Pour comprendre ces divergences, il faut se pencher sur le contexte dans lequel s’inscrivent les négociations. Celles-ci se tiennent dans la perspective de la fin de l’ARENH dès 2026, un mécanisme qui oblige depuis 2011 EDF à vendre une partie de sa production au prix de 42 euros/MWh, afin de faire profiter les Français de la « rente » du nucléaire.
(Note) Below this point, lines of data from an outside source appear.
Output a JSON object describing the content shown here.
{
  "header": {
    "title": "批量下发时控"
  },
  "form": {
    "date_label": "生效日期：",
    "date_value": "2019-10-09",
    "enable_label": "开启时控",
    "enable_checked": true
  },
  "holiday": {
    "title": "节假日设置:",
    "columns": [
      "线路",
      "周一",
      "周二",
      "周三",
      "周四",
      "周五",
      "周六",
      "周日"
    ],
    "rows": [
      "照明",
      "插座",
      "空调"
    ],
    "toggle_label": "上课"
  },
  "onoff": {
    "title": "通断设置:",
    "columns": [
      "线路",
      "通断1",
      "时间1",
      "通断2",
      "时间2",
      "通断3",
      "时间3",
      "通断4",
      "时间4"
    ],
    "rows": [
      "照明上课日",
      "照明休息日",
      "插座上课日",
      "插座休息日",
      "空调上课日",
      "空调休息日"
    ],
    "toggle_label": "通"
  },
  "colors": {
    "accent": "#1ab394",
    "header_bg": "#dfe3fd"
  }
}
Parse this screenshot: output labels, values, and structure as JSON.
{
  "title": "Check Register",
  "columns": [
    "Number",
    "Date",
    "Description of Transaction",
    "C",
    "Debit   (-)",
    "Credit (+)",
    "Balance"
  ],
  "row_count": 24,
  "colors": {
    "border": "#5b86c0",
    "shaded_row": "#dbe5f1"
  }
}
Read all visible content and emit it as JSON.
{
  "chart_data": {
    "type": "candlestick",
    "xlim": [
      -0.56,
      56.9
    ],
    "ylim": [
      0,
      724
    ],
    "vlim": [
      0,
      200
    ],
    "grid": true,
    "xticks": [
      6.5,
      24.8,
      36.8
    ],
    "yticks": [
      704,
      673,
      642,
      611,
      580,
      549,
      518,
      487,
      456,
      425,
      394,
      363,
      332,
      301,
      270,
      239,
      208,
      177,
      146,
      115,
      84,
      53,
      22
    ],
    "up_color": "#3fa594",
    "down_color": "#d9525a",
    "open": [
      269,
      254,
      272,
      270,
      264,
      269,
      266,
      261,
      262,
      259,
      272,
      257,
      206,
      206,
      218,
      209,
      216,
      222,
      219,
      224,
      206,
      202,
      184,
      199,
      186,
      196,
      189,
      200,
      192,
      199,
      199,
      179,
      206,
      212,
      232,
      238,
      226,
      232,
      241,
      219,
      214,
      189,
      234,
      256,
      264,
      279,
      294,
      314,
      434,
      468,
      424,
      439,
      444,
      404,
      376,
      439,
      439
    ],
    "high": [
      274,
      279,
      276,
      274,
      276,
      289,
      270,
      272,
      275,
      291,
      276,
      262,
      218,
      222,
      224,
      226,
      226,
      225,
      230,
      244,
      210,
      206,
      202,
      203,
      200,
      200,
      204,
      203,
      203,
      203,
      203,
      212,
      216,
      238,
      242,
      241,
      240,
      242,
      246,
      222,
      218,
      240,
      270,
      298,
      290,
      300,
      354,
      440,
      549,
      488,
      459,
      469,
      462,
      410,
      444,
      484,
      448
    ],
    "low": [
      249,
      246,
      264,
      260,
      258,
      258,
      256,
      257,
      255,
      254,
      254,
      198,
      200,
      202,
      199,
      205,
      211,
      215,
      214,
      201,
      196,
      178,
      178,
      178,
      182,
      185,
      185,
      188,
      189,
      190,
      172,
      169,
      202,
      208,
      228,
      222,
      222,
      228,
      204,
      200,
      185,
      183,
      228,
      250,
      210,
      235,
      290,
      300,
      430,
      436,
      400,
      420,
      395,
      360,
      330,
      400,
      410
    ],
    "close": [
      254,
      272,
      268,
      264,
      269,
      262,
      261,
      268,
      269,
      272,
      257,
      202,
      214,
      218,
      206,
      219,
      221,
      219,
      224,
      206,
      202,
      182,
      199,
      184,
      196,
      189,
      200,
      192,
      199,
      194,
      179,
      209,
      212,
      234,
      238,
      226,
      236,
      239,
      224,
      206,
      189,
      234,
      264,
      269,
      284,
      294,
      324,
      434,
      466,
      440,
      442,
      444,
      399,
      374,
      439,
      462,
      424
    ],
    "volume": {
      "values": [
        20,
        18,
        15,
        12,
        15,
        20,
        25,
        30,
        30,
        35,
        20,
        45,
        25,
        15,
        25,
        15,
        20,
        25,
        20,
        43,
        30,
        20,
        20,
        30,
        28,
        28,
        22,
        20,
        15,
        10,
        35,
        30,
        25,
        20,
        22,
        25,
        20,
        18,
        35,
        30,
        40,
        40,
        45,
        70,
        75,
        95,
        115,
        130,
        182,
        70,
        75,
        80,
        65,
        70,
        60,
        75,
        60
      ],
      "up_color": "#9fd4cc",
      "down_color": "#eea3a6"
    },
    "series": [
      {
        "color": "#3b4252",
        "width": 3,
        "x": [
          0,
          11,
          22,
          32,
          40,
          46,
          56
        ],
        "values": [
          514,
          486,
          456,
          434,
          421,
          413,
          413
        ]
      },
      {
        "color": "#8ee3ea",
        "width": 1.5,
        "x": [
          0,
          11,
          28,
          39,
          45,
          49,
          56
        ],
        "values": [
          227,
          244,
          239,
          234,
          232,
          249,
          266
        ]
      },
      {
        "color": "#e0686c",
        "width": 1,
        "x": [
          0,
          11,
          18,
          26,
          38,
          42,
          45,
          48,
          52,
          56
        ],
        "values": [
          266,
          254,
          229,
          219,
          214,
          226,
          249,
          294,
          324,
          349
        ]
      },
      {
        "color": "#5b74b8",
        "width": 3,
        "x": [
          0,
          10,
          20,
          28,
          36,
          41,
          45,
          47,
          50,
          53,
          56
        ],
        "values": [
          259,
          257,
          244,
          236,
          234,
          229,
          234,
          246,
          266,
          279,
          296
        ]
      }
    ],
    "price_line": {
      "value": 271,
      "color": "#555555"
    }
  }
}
Or, ce prix n’est plus considéré comme le coût réel de production du nucléaire depuis bien longtemps, si tant est qu’il l’a déjà été.

Dans ces conditions, le gouvernement et EDF cherchent un système alternatif, qui prendrait mieux en compte le prix de revient des centrales d’EDF. Lequel a augmenté ces dernières années, en raison de la volonté de prolonger au maximum les centrales (ce qui exige de les remettre à niveau), mais aussi à cause des baisses de production et de l’inflation. Autrement dit, le successeur de l’ARENH devra garantir des prix compétitifs aux consommateurs français, tout en permettant à EDF de couvrir ses frais…et d’investir dans son outil de production.

Mais cette équation n’est pas si simple : concrètement, où placer le curseur ? En l’espèce, l’intérêt du consommateur et celui d’EDF ne se recoupent pas forcément. Car tandis que l’un s’intéresse davantage à sa facture qu’à la santé financière de l’électricien historique, l’autre cherche d’abord à s’y retrouver d’un point de vue comptable, alors qu’une relance du nucléaire pèse sur ses épaules.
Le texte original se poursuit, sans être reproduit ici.